On Wed, 9 Jul 2025 at 11:06, Waiman Long <longman@...hat.com> wrote:
>
> This race condition is possible especially if a preemption happens right
> after releasing the lock but before acquiring the wait_lock. Rwsem's
> __up_write() and __up_read() helpers have already disabled
> preemption to minimize this vulnernable time period, do the same for
> __mutex_unlock_slowpath() to minimize the chance of this race condition.

I think this patch is actively detrimental, in that it only helps hide
the bug. The bug still exists, it's just harder to hit.

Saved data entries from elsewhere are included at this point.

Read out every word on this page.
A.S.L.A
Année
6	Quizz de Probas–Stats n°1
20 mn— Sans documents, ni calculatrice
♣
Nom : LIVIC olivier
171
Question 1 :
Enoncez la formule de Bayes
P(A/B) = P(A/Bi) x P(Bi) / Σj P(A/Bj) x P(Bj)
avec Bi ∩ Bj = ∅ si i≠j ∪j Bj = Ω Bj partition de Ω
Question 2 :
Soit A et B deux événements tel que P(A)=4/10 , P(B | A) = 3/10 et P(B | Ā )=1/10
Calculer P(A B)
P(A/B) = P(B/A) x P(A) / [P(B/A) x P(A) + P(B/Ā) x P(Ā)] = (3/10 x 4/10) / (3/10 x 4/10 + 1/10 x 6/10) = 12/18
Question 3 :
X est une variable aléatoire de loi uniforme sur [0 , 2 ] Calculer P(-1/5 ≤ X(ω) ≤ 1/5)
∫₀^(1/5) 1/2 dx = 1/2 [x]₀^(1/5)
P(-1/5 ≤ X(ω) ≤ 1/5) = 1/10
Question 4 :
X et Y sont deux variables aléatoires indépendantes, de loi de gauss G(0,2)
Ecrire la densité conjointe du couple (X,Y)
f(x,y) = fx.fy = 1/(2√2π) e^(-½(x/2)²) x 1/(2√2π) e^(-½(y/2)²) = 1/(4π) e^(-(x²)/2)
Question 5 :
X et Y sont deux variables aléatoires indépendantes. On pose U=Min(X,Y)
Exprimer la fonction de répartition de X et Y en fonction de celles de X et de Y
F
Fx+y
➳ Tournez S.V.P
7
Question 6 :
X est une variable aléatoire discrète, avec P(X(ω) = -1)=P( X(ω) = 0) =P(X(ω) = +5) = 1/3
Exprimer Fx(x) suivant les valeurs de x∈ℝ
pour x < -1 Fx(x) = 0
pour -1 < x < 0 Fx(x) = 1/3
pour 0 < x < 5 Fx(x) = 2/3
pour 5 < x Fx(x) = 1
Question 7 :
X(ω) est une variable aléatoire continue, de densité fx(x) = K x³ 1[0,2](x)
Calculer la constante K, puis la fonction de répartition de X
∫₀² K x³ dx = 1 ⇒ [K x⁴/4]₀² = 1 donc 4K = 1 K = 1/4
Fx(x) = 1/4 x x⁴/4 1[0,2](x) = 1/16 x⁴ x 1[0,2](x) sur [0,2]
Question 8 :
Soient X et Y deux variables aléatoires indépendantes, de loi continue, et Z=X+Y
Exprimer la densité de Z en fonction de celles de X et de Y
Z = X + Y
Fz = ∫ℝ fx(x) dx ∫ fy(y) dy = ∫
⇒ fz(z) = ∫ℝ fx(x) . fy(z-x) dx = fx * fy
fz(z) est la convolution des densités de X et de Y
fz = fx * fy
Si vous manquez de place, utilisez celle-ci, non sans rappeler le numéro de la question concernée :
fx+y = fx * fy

Maybe that is worth it as a "hardening" thing, but I feel this makes
people believe even *more* that they can use mutexes for object
lifetimes.

And that's a fundamentally buggy assumption. Locking is about mutual
exclusion, not lifetimes. There are very specific things where
"release the lock" also releases an object, but they should be
considered very very special.

All objects that aren't purely thread-local should have lifetimes that
depend *solely* on refcounts. Anything else is typically a serious
bug, or needs to be actively discouraged, not encouraged like this.

Even with things like RCU, the lifetime of the object should be about
refcounts, and the RCU thing should be purely about "I'm going
asynchronous lookups that aren't protected by any locks outside this
object, so I may see objects that are being torn down".

I absolutely detest the notion of "let's make locking be tied to
object lifetimes".

Note that locks *outside* the object is obviously very very normal,
but then the *lock* has a totally different lifetime entirely, and the
lifetime of the lock has nothing to do with the lifetime of the
object.

Please don't confuse the two. This was eventpoll being completely
broken. As usual. We've had less eventpoll breakage lately than we
historically used to have, but that's hopefully because that horrid
pile is not actively developed any more, and is slowly - oh so very
slowly - getting fixed.

I'm very sad that io_uring ended up with eventpoll support, but that
was sold on the premise that it makes it easier to incrementally turn
some eventpoll user into an io_uring user. I certainly hope it leads
to less epoll use in the long run, rather than more.